Anyone got advice on good packages for teachers in Abu Dhabi?


----------



## irishgirl86 (Apr 21, 2013)

Is this job packages you mean?


----------



## koddy28 (May 20, 2013)

Yeah


----------



## irishgirl86 (Apr 21, 2013)

Sent you a pm! I think the offers vary a lot but the. Benefits are usually standard enough? Salary is the main thing and hours I think!


----------



## Barleysugar (May 29, 2013)

I think I might not have asked enough questions before accepting my offer, but I'm in it as much for the new experience as for the money, and we think we'll manage as there's just the 2 of us.


----------



## koddy28 (May 20, 2013)

Where have u accepted and 2 of u? R u teaching?


----------



## Barleysugar (May 29, 2013)

I'm going to IAT Abu Dhabi female campus. I teach ICT and will be moving with my husband. My children are all grown up (well supposedly).


----------



## irishgirl86 (Apr 21, 2013)

Where Abouts is your job barley sugar? I've looked up everything I can find, every blog, forum, asked the three people I know of there etc and in still at a bit of a loss! It's always a risk si decided to go for Adec which could be the riskiest of all, as it seems to have some good perks! It's tough though! I'm by myself, at least you're going with somebody? You teaching? In finding you need to ask lots of questions!


----------



## koddy28 (May 20, 2013)

Hi barley sugar the couple of ladies are on my FB page teaching in Abu Dhabi we r all in the same boat


----------



## Barleysugar (May 29, 2013)

I've asked for schemes of work, timings, hours etc., but not had any information back yet.
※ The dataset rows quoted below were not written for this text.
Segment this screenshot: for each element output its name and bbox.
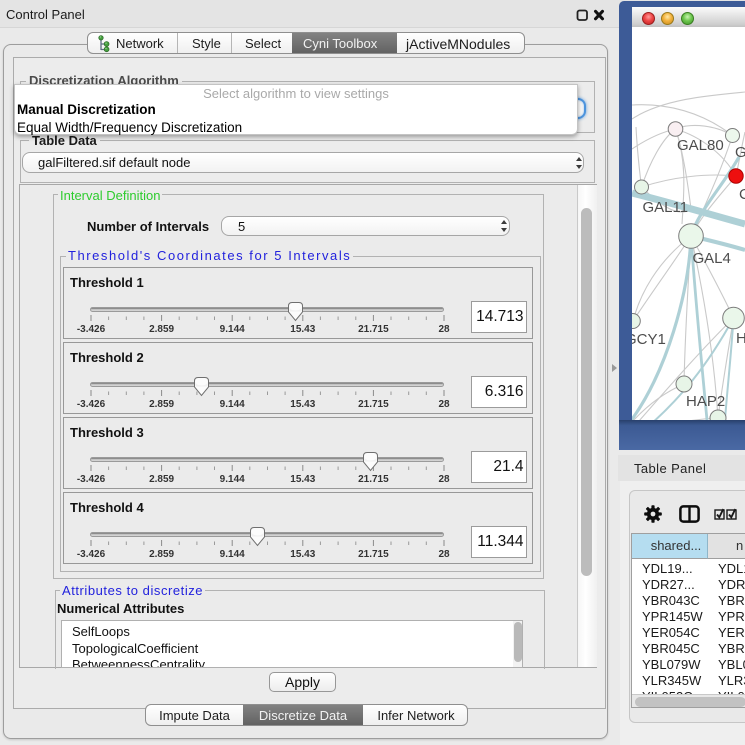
svg-text:G: G <box>735 144 745 161</box>
svg-text:GAL11: GAL11 <box>643 199 689 216</box>
svg-text:HAP2: HAP2 <box>686 393 725 410</box>
svg-text:H: H <box>736 330 745 347</box>
svg-text:GAL80: GAL80 <box>677 137 724 154</box>
svg-text:C: C <box>739 186 745 203</box>
svg-text:GCY1: GCY1 <box>632 331 666 348</box>
svg-text:GAL4: GAL4 <box>693 250 731 267</box>
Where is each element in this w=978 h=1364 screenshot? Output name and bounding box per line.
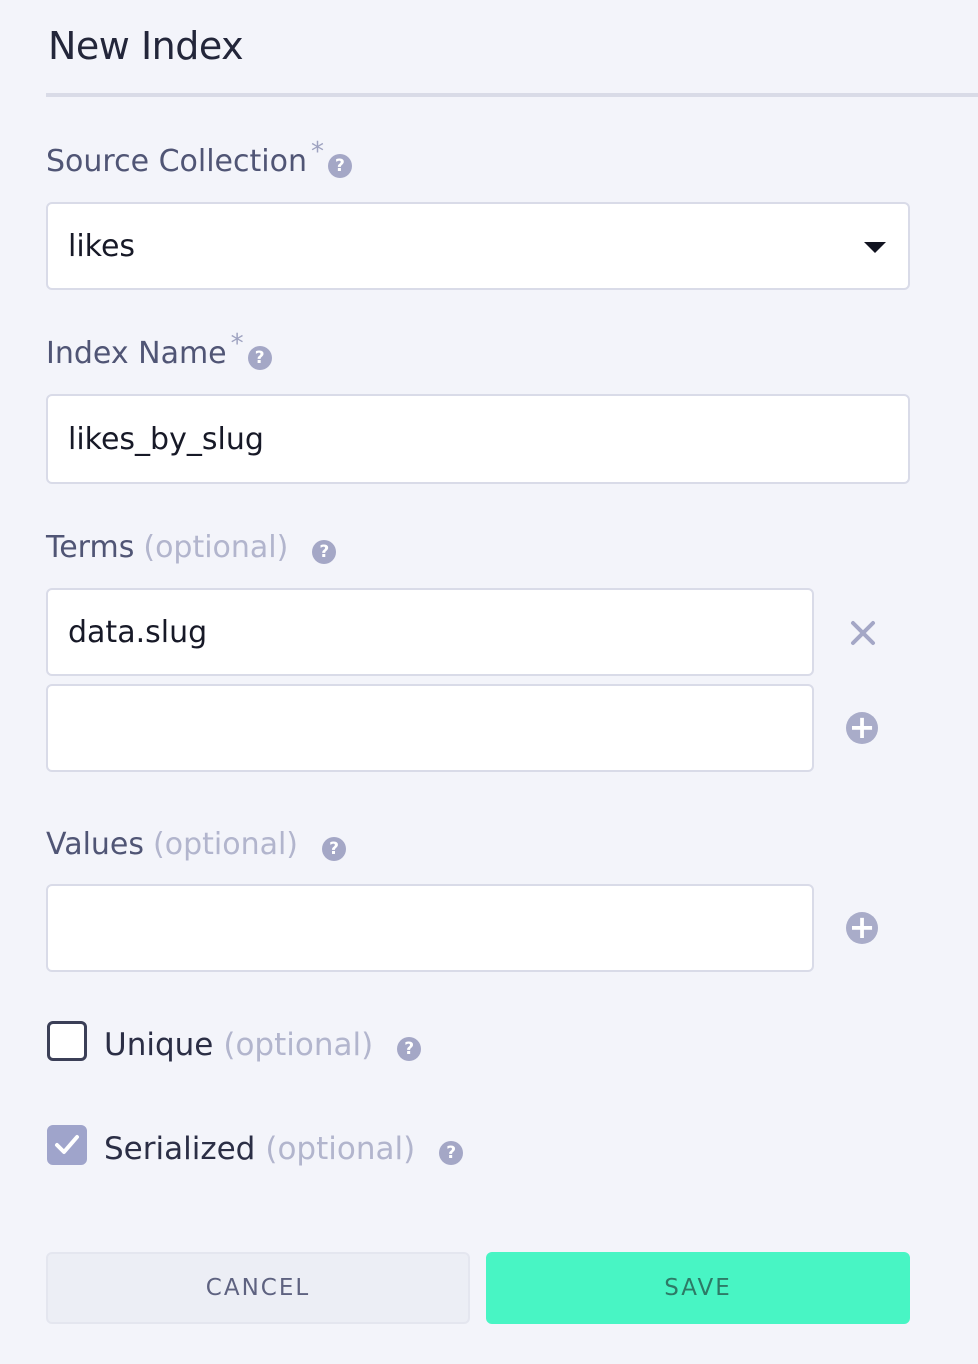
unique-label-text: Unique — [104, 1027, 214, 1063]
required-asterisk: * — [310, 137, 324, 167]
plus-circle-icon[interactable]: + — [846, 711, 878, 744]
optional-hint: (optional) — [223, 1027, 374, 1063]
title-divider — [46, 93, 978, 97]
serialized-checkbox[interactable] — [47, 1125, 87, 1165]
index-name-label: Index Name * ? — [46, 329, 272, 373]
serialized-label: Serialized (optional) ? — [104, 1129, 464, 1169]
term-input-1[interactable]: data.slug — [46, 588, 814, 676]
question-circle-icon[interactable]: ? — [397, 1037, 422, 1061]
optional-hint: (optional) — [265, 1131, 416, 1167]
values-label: Values (optional) ? — [46, 826, 347, 864]
terms-label: Terms (optional) ? — [46, 529, 337, 567]
cancel-button[interactable]: CANCEL — [46, 1252, 470, 1324]
check-icon — [55, 1135, 79, 1154]
terms-label-text: Terms — [46, 530, 135, 565]
source-collection-value: likes — [68, 228, 136, 264]
term-value-1: data.slug — [68, 614, 208, 650]
required-asterisk: * — [230, 329, 244, 359]
page-title: New Index — [48, 24, 244, 68]
question-circle-icon[interactable]: ? — [312, 540, 337, 564]
unique-label: Unique (optional) ? — [104, 1025, 422, 1065]
question-circle-icon[interactable]: ? — [247, 346, 272, 370]
plus-circle-icon[interactable]: + — [846, 911, 878, 944]
index-name-label-text: Index Name — [46, 336, 227, 371]
question-circle-icon[interactable]: ? — [322, 837, 347, 861]
question-circle-icon[interactable]: ? — [439, 1141, 464, 1165]
index-name-value: likes_by_slug — [68, 421, 264, 457]
index-name-input[interactable]: likes_by_slug — [46, 394, 910, 484]
source-collection-select[interactable]: likes — [46, 202, 910, 290]
question-circle-icon[interactable]: ? — [327, 154, 352, 178]
optional-hint: (optional) — [143, 530, 289, 565]
optional-hint: (optional) — [153, 827, 299, 862]
term-input-2[interactable] — [46, 684, 814, 772]
close-icon[interactable] — [848, 618, 878, 648]
serialized-label-text: Serialized — [104, 1131, 256, 1167]
source-collection-label-text: Source Collection — [46, 144, 307, 179]
caret-down-icon — [864, 242, 886, 253]
values-label-text: Values — [46, 827, 145, 862]
unique-checkbox[interactable] — [47, 1021, 87, 1061]
source-collection-label: Source Collection * ? — [46, 137, 352, 181]
save-button[interactable]: SAVE — [486, 1252, 910, 1324]
value-input-1[interactable] — [46, 884, 814, 972]
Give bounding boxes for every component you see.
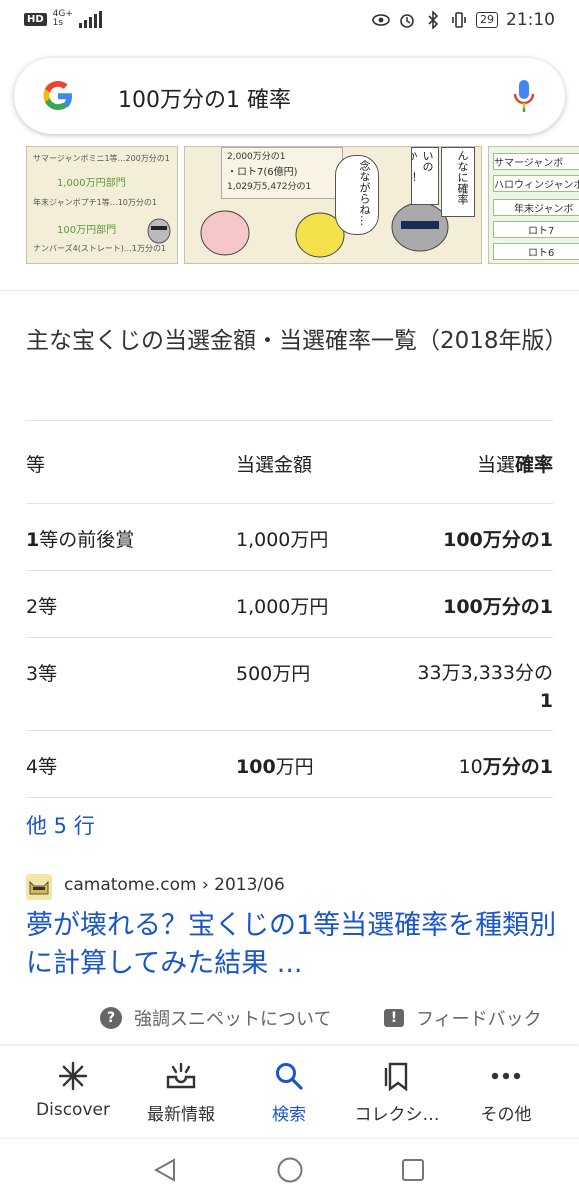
table-cell: 500万円	[236, 663, 311, 685]
nav-updates[interactable]: 最新情報	[126, 1046, 236, 1138]
manga-characters-icon	[200, 202, 449, 258]
manga-image-1[interactable]: サマージャンボミニ1等…200万分の1 1,000万円部門 年末ジャンボプチ1等…	[26, 146, 178, 264]
table-cell: 10万分の1	[458, 756, 553, 778]
vibrate-icon	[450, 11, 468, 29]
table-cell: 1,000万円	[236, 529, 329, 551]
eye-comfort-icon	[372, 11, 390, 29]
table-row: 1等の前後賞 1,000万円 100万分の1	[26, 503, 553, 570]
microphone-icon[interactable]	[513, 78, 535, 114]
battery-icon: 29	[476, 12, 498, 28]
more-rows-link[interactable]: 他 5 行	[26, 810, 95, 840]
about-snippet-button[interactable]: ? 強調スニペットについて	[100, 1005, 331, 1031]
column-header: 当選金額	[236, 454, 313, 476]
collections-icon	[342, 1060, 452, 1092]
back-icon[interactable]	[152, 1157, 178, 1183]
table-cell: 2等	[26, 596, 58, 618]
snippet-table: 等 当選金額 当選確率 1等の前後賞 1,000万円 100万分の1 2等 1,…	[26, 420, 553, 798]
nav-search[interactable]: 検索	[234, 1046, 344, 1138]
table-cell: 33万3,333分の1	[417, 662, 553, 712]
search-input[interactable]: 100万分の1 確率	[118, 82, 291, 114]
home-icon[interactable]	[276, 1156, 304, 1184]
nav-discover[interactable]: Discover	[18, 1046, 128, 1138]
result-source[interactable]: camatome.com › 2013/06	[64, 875, 285, 895]
site-favicon-icon	[26, 874, 52, 900]
table-cell: 1等の前後賞	[26, 529, 135, 551]
table-row: 3等 500万円 33万3,333分の1	[26, 637, 553, 730]
system-navigation-bar	[0, 1138, 579, 1201]
image-carousel[interactable]: サマージャンボミニ1等…200万分の1 1,000万円部門 年末ジャンボプチ1等…	[0, 146, 579, 264]
feedback-button[interactable]: ! フィードバック	[384, 1005, 542, 1031]
column-header: 当選確率	[476, 454, 553, 476]
more-dots-icon	[451, 1060, 561, 1092]
bottom-navigation: Discover 最新情報 検索 コレクシ… その他	[0, 1046, 579, 1138]
status-right: 29 21:10	[372, 10, 555, 30]
hd-indicator: HD	[24, 12, 47, 26]
signal-icon	[78, 10, 102, 28]
status-left: HD 4G+ 1s	[24, 10, 102, 28]
google-logo-icon[interactable]	[40, 78, 76, 114]
manga-image-3[interactable]: サマージャンボ ハロウィンジャンボ 年末ジャンボ ロト7 ロト6	[488, 146, 579, 264]
table-cell: 1,000万円	[236, 596, 329, 618]
feedback-icon: !	[384, 1009, 404, 1027]
table-cell: 100万円	[236, 756, 314, 778]
snippet-title: 主な宝くじの当選金額・当選確率一覧（2018年版）	[26, 328, 568, 354]
feedback-label: フィードバック	[416, 1009, 542, 1030]
nav-more[interactable]: その他	[451, 1046, 561, 1138]
clock: 21:10	[506, 10, 555, 30]
column-header: 等	[26, 454, 46, 476]
divider	[0, 290, 579, 291]
asterisk-icon	[18, 1060, 128, 1092]
about-snippet-label: 強調スニペットについて	[134, 1009, 332, 1030]
manga-image-2[interactable]: 2,000万分の1 ・ロト7(6億円) 1,029万5,472分の1 念ながらね…	[184, 146, 482, 264]
table-header-row: 等 当選金額 当選確率	[26, 420, 553, 503]
table-cell: 4等	[26, 756, 58, 778]
cat-illustration-icon	[147, 218, 171, 244]
help-icon: ?	[100, 1007, 122, 1029]
table-row: 4等 100万円 10万分の1	[26, 730, 553, 798]
updates-tray-icon	[126, 1060, 236, 1092]
alarm-icon	[398, 11, 416, 29]
result-title-link[interactable]: 夢が壊れる？宝くじの1等当選確率を種類別に計算してみた結果 ...	[26, 907, 566, 983]
table-cell: 3等	[26, 663, 58, 685]
recents-icon[interactable]	[400, 1157, 426, 1183]
table-cell: 100万分の1	[443, 529, 553, 551]
search-icon	[234, 1060, 344, 1092]
status-bar: HD 4G+ 1s 29 21:10	[0, 0, 579, 44]
table-row: 2等 1,000万円 100万分の1	[26, 570, 553, 637]
network-type: 4G+ 1s	[52, 9, 73, 28]
search-bar[interactable]: 100万分の1 確率	[14, 58, 565, 134]
table-cell: 100万分の1	[443, 596, 553, 618]
nav-collections[interactable]: コレクシ…	[342, 1046, 452, 1138]
bluetooth-icon	[424, 11, 442, 29]
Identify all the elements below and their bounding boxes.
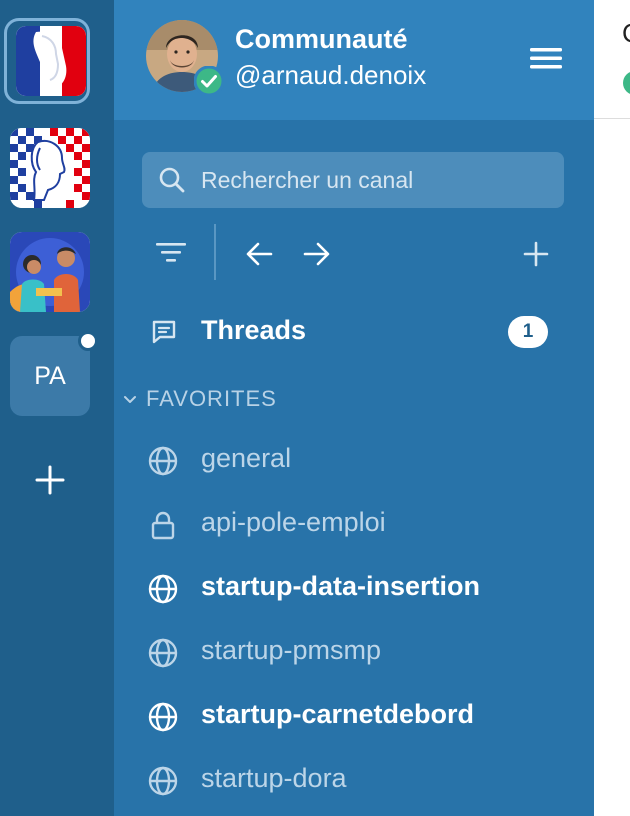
add-channel-button[interactable] <box>516 234 556 274</box>
marianne-logo-icon <box>16 26 86 96</box>
globe-icon <box>148 702 178 732</box>
hamburger-menu-icon[interactable] <box>528 44 564 72</box>
globe-icon <box>148 766 178 796</box>
beta-gouv-logo-icon <box>10 128 90 208</box>
globe-icon <box>148 638 178 668</box>
online-status-icon <box>623 72 630 94</box>
channel-title-fragment[interactable]: C <box>622 18 630 49</box>
chevron-down-icon <box>124 396 136 403</box>
team-name[interactable]: Communauté <box>235 24 408 55</box>
channel-label: startup-pmsmp <box>201 635 382 665</box>
channel-sidebar: Communauté @arnaud.denoix Rechercher un … <box>114 0 594 816</box>
header-divider <box>594 118 630 119</box>
channel-label: startup-dora <box>201 763 347 793</box>
people-illustration-icon <box>10 232 90 312</box>
team-initials-label: PA <box>34 361 66 390</box>
team-pa[interactable]: PA <box>10 336 90 416</box>
add-team-button[interactable] <box>25 455 75 505</box>
channel-label: startup-carnetdebord <box>201 699 475 729</box>
threads-unread-badge: 1 <box>508 316 548 348</box>
team-unread-indicator <box>78 331 98 351</box>
team-illustration[interactable] <box>10 232 90 312</box>
online-status-icon <box>194 66 224 96</box>
channel-label: general <box>201 443 292 473</box>
threads-link[interactable]: Threads <box>201 315 306 346</box>
team-sidebar: PA <box>0 0 114 816</box>
category-favorites[interactable]: FAVORITES <box>122 384 277 414</box>
threads-icon <box>152 320 176 344</box>
search-input[interactable]: Rechercher un canal <box>142 152 564 208</box>
lock-icon <box>151 511 175 540</box>
team-marianne[interactable] <box>16 26 86 96</box>
channel-general[interactable]: general <box>114 432 594 488</box>
search-placeholder: Rechercher un canal <box>201 167 414 193</box>
channel-startup-carnetdebord[interactable]: startup-carnetdebord <box>114 688 594 744</box>
history-forward-button[interactable] <box>296 234 336 274</box>
filter-icon <box>156 243 186 262</box>
channel-startup-pmsmp[interactable]: startup-pmsmp <box>114 624 594 680</box>
sidebar-header: Communauté @arnaud.denoix <box>114 0 594 120</box>
history-back-button[interactable] <box>240 234 280 274</box>
plus-icon <box>523 241 549 267</box>
globe-icon <box>148 446 178 476</box>
arrow-left-icon <box>246 242 273 266</box>
toolbar-divider <box>214 224 216 280</box>
plus-icon <box>35 465 65 495</box>
globe-icon <box>148 574 178 604</box>
channel-startup-data-insertion[interactable]: startup-data-insertion <box>114 560 594 616</box>
channel-api-pole-emploi[interactable]: api-pole-emploi <box>114 496 594 552</box>
filter-button[interactable] <box>151 234 191 274</box>
username: @arnaud.denoix <box>235 60 427 90</box>
category-label: FAVORITES <box>146 386 277 411</box>
team-beta-gouv[interactable] <box>10 128 90 208</box>
arrow-right-icon <box>303 242 330 266</box>
channel-startup-dora[interactable]: startup-dora <box>114 752 594 808</box>
channel-label: startup-data-insertion <box>201 571 481 601</box>
search-icon <box>159 167 185 193</box>
channel-label: api-pole-emploi <box>201 507 386 537</box>
center-channel-edge: C <box>594 0 630 816</box>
At least my husband will be able to organise home life while I concentrate on getting to grips with the teaching.


----------



## koddy28 (May 20, 2013)

My school is following the PYP but don't seem to be able to find much on it but principle says we do a lot in the orientation wk


----------



## koddy28 (May 20, 2013)

Your quite welcome to join my FB page to chat with the other girls


----------



## Barleysugar (May 29, 2013)

That would be good, I did read about it, but couldn't find you.


----------



## Barleysugar (May 29, 2013)

I've found' Abu Dhabi Teachers 2013' but I'm not sure if that's to do with you?


----------



## koddy28 (May 20, 2013)

If you add me it's Kerry o'Driscoll


----------



## Andy17 (May 30, 2013)

Hi Koddy28 I am Barleysugar's other half we tried looking for you before but could not work out which Kerry you were, can you help with a hint or two


----------



## koddy28 (May 20, 2013)

Lmao I'm the one who looks like maj from benidorm on the scooter thing lol


----------



## Andy17 (May 30, 2013)

Still can not find you can you look for barleysugar, real name Ann Menzies


----------



## koddy28 (May 20, 2013)

Will do


----------



## Andy17 (May 30, 2013)

Barleysugar has updated her location to help you find her we are in Iwade Kent


----------



## koddy28 (May 20, 2013)

Hi Andy 17 / barley sugar what picture is it on FB?


----------



## Barleysugar (May 29, 2013)

Its just a pic of me, went to University of Greenwich, live in Iwade.


----------